Although the group’s H2 dividend per share dropped by a sizeable 12.7% to 685 cents per share, its total dividend for the year increased by 5% to 1,370 cents per share.

Financials FY22 FY23 Change
Basic earnings per share (cents) 2 443.3 2 400.3 -1.8%
Headline earnings per share (cents) 2 408.2 2 422.3 +1%
Dividend per share (cents) 1 300 1 370 +5%

Consumer pain

Absa is, however, also the latest financial services provider to see an increase in bad debts.

The group’s credit impairment charges increased by 13.4% from R13.7 billion in FY22 to R15.5 billion in FY23.

Credit impairments in the everyday banking segment were the most prolific, with the R7.6 billion recorded nearly making up half of all total credit impairment charges.

Source: Absa

This was also reflected in Absa’s overall commentary, with the group noting that, on a geographic basis, headline earnings in South Africa decreased 18% to R14.676 billion from R17.933 billion.

Countering this, the group’s Africa regions grew 124% to R6.25 billion from R2.79 billion the year before.

“During 2023, the South African economy faced a difficult external environment and the debilitating impact of sharply heightened electricity load shedding and significantly weaker performance in key transport infrastructure,” the group said.

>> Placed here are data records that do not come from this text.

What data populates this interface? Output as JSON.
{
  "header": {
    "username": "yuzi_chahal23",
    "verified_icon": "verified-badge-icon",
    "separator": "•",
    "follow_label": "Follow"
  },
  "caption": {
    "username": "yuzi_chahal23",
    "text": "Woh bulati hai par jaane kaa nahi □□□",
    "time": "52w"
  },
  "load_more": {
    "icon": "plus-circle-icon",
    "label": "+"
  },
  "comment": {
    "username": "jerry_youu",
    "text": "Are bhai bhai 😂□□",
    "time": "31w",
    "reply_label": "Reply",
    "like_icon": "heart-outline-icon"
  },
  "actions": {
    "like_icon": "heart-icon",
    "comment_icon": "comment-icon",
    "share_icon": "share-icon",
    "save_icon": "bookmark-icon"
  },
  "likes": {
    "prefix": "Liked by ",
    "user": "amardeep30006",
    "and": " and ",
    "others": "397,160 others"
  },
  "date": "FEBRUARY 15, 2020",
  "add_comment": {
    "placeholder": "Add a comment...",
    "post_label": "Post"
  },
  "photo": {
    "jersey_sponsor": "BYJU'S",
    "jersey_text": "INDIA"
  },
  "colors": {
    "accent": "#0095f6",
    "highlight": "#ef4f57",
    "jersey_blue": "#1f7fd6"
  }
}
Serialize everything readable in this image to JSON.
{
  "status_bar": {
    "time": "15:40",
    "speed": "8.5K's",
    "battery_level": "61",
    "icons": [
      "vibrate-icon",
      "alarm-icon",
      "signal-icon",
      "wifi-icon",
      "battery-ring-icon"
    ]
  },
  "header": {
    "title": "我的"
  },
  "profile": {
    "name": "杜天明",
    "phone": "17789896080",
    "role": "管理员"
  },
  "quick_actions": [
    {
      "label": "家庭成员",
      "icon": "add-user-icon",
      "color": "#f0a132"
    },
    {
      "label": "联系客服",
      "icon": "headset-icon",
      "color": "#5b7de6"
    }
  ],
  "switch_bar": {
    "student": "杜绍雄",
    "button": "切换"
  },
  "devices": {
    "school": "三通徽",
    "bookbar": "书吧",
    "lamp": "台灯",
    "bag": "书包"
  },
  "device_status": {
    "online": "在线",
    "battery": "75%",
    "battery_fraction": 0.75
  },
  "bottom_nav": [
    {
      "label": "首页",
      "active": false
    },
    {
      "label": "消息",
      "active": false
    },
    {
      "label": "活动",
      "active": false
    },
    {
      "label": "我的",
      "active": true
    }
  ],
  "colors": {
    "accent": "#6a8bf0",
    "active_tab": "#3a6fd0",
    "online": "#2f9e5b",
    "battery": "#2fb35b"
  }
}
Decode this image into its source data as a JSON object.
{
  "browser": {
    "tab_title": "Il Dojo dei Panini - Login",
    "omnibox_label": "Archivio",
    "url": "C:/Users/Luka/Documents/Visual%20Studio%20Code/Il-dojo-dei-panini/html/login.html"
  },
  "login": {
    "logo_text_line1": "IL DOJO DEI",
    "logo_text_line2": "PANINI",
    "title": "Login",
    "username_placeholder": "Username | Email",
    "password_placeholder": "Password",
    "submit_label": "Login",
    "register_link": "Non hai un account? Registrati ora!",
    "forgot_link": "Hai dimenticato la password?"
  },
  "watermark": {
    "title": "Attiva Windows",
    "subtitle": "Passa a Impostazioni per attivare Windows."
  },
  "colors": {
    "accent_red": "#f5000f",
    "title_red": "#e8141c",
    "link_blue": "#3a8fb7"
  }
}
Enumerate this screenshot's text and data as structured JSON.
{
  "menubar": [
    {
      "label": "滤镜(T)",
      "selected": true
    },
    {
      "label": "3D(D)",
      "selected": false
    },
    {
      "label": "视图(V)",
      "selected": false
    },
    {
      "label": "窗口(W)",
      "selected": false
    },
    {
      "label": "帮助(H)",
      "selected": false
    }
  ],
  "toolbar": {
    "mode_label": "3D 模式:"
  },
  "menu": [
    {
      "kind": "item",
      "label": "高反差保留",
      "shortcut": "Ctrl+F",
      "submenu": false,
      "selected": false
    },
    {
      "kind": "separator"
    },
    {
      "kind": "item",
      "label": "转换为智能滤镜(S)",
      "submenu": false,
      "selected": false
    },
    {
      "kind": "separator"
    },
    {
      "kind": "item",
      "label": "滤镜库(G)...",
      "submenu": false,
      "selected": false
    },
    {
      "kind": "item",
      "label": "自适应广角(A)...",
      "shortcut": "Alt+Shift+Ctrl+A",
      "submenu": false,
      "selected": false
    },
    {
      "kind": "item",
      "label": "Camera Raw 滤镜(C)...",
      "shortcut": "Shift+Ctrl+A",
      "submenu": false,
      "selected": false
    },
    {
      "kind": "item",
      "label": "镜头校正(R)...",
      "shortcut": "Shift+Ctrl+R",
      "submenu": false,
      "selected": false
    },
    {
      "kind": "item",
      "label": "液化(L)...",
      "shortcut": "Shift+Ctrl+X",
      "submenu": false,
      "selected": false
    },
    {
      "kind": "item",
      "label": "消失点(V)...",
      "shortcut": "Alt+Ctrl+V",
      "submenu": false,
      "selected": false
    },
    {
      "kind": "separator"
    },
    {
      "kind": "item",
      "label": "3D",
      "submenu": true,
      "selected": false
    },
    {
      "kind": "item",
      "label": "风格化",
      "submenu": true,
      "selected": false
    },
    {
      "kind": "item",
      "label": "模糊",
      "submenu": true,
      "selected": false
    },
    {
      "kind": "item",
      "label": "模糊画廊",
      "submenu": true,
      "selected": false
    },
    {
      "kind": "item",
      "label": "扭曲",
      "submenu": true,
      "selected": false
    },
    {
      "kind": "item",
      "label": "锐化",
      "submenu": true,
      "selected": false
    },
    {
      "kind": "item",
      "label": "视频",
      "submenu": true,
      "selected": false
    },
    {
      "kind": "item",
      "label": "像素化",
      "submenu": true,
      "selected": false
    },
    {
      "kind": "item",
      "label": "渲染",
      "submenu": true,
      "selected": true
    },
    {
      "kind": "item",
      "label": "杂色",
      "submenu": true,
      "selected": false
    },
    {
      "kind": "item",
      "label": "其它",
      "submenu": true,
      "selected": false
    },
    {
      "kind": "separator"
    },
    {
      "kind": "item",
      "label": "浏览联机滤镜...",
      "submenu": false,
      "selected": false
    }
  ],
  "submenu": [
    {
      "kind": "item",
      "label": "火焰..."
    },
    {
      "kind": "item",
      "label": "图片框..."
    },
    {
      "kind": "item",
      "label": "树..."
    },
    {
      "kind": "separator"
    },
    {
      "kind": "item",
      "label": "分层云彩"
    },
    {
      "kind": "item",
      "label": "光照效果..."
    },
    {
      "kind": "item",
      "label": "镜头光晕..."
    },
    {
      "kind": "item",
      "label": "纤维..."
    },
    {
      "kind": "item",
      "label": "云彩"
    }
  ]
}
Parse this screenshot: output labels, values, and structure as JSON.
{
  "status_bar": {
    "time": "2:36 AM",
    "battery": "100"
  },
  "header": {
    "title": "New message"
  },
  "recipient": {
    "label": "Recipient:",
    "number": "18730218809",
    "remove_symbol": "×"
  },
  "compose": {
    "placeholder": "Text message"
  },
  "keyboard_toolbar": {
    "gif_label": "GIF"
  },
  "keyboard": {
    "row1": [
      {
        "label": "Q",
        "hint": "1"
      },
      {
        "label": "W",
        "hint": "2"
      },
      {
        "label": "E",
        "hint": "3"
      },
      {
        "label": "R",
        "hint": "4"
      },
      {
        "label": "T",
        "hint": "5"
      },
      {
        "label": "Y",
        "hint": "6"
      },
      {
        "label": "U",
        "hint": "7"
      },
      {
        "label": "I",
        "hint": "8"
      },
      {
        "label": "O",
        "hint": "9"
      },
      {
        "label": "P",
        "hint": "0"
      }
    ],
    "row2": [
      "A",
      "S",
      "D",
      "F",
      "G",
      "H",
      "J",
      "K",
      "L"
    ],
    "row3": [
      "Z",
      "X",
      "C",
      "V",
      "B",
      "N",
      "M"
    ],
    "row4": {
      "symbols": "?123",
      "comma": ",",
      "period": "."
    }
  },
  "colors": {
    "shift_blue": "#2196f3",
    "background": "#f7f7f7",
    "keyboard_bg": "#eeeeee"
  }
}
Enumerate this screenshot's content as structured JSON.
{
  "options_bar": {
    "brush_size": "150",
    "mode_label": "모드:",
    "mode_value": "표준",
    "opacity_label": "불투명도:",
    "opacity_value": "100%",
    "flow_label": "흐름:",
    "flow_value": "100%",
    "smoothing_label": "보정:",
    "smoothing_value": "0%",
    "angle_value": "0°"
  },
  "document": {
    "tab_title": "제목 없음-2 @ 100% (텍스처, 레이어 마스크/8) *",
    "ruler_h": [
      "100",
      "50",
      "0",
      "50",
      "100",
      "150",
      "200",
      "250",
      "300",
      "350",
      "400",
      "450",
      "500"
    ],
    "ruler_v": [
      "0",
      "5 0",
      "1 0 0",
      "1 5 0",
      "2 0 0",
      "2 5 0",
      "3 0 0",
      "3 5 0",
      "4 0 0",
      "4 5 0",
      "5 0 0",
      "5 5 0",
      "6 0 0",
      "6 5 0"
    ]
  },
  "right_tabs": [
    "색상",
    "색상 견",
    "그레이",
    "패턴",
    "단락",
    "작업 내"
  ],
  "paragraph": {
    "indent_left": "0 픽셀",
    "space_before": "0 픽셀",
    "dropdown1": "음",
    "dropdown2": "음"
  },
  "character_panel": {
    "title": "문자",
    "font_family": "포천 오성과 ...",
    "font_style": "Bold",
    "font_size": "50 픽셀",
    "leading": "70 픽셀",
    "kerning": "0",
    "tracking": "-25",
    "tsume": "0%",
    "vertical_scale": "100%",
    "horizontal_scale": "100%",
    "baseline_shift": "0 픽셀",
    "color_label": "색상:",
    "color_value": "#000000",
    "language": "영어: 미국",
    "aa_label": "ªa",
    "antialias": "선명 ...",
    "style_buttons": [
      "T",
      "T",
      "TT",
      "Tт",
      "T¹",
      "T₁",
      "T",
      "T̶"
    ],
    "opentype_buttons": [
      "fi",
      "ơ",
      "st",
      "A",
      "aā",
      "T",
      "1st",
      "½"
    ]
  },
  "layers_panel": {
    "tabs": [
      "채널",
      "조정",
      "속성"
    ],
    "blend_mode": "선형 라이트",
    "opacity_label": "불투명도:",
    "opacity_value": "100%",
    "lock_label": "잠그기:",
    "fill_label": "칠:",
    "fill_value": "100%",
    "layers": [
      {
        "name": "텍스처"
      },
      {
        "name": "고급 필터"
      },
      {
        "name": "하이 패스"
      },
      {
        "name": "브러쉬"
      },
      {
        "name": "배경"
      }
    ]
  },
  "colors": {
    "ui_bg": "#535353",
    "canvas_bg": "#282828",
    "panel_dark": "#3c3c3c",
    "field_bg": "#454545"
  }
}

This had a knock-on effect on South Africa consumers, with Absa flagging higher credit charges in the South African retail lending portfolios – given increased interest rates and inflationary pressures – as another cause for higher impairments.

South Africa’s prime rate of 11.75% on 31 December 2023 was 125bps higher than on 31 December 2022 and 475bps above the bottom of the rate cycle from mid-2020 to late 2021.

“The credit loss ratio increased from 96bps to 118bps, exceeding the Group’s through-the-cycle target range of 75 to 100bps. The second-half credit loss ratio improved to 109bps from 127bps in the first half of 2021,” it said.

Several other financial services providers have highlighted an increase, with the FNB’s impairment charges increasing by 31% for the six months ended 31 December 2023 amid the challenging economic environment characterised by elevated inflation and 15-year high interest rates.

The credit loss ratio thus jumped from 128 bps in the prior period to 155 bps in H1 2024.

“This outcome is broadly in line with expectations given the group’s origination strategies and economic outlook. The strain was most evident in the retail portfolios,” said FNB.

Moreover, despite Nedbank seeing its headline earnings per share increasing by 15% for the financial year ended 31 December 2023, growth was partially offset by a 30% increase in the impairment charge.

Although Nedbank’s credit loss ratio improved from 121 bps in the first six months of the year to 109 bps by the end, it was still far higher than the 89bps seen in FY22.

Absa said that, reflecting higher average policy rates, its credit loss ratio is likely to remain above its through-the-cycle target range of 75 to 100 basis points, but improve slightly year-on-year.

“We expect elevated first half credit impairments, with a credit loss ratio similar to 1H23’s 127bps, although the second half is likely to improve to the top of our target range,” the group said.